Household Income and Home Values
As of 2022, the median household income in Maryland has risen to $108,200, which is a 178% increase from 1990. However, the median home value in Maryland has increased to $460,000. That’s a 298% increase! Not a bad return on investment for all the Baby Boomers…but, what about their Millennial children buying homes in this market?
It’s easy to look back and say historically, interest rates were higher “back in the day,” but the reality is that this is not our parents’ real estate market. In order for all things to be equal, the median household income today would have to increase 120% up to $237,640, or the median home value would have to drop down to $321,990. This doesn’t factor in the current low supply and high demand of housing inventory or the additional emotional and financial impact it has on homebuyers today.
Affordability Affecting Home Buyers
Affordability is a major issue for Millennial home buyers today because of the widening gap between income, home prices, and the cost to borrow money. In 1990 the average homebuyer putting 20% down would have to come up with $23,100, which was 59% of their annual income. Their monthly payment would have been $811 (plus taxes and insurance) and equal to 25% of their monthly income. Today, the average homebuyer putting 20% down would have to come up with $92,000, which is 85% of their annual income. And their monthly payment of $3,229 (plus taxes and insurance) and equal to 36% of their monthly income.

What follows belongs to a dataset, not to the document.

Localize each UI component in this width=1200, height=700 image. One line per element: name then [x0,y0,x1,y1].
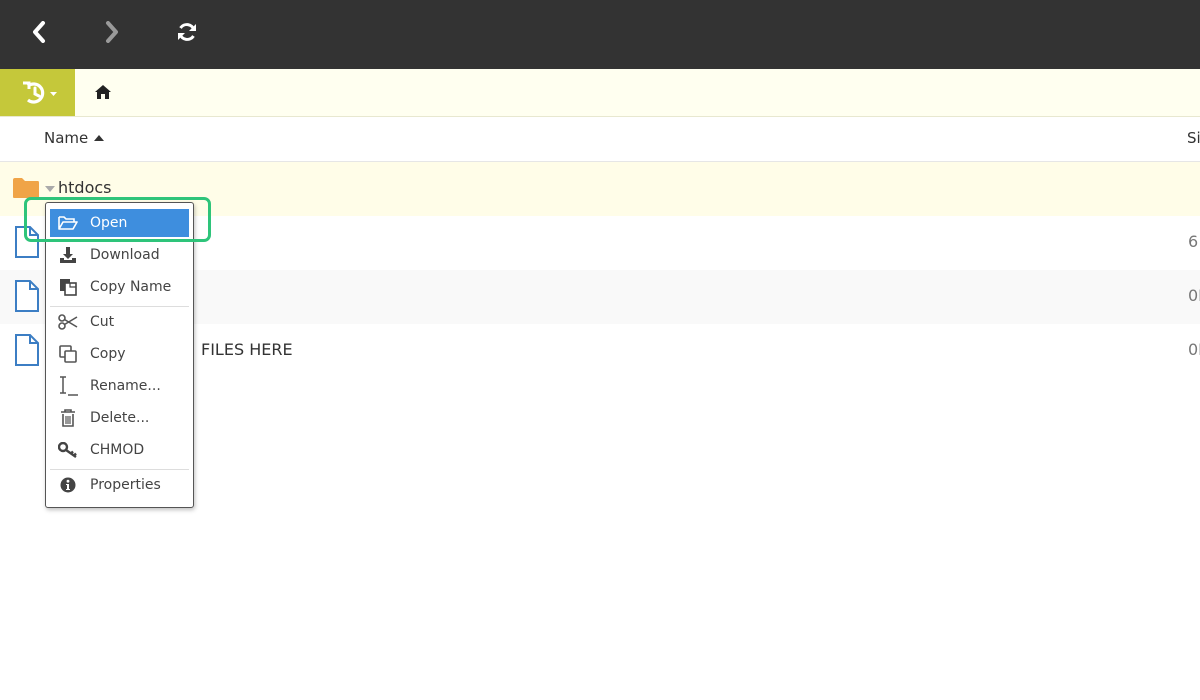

Of course, we can’t blame the Boomers for wanting to live the American Dream. They were simply subject to their own market conditions, and if anything, it goes to show that real estate can be a great long-term investment vehicle. In 2021, I helped my parents sell my childhood home, and albeit a bit sad, it was a wonderful experience to watch them be rewarded for their hard work and commitment as they moved on to the next chapter of their lives.
It is, however, unfair to compare those market conditions to what we see Millennial buyers facing today, even if interest rates are still historically lower. There are a lot of uncertainties in the world today, and no one has a crystal ball. It is going to require a new generation of leaders to solve these complex problems. There is one thing I am certain of, people will always need a place to call home and raise a family, no matter what the cost.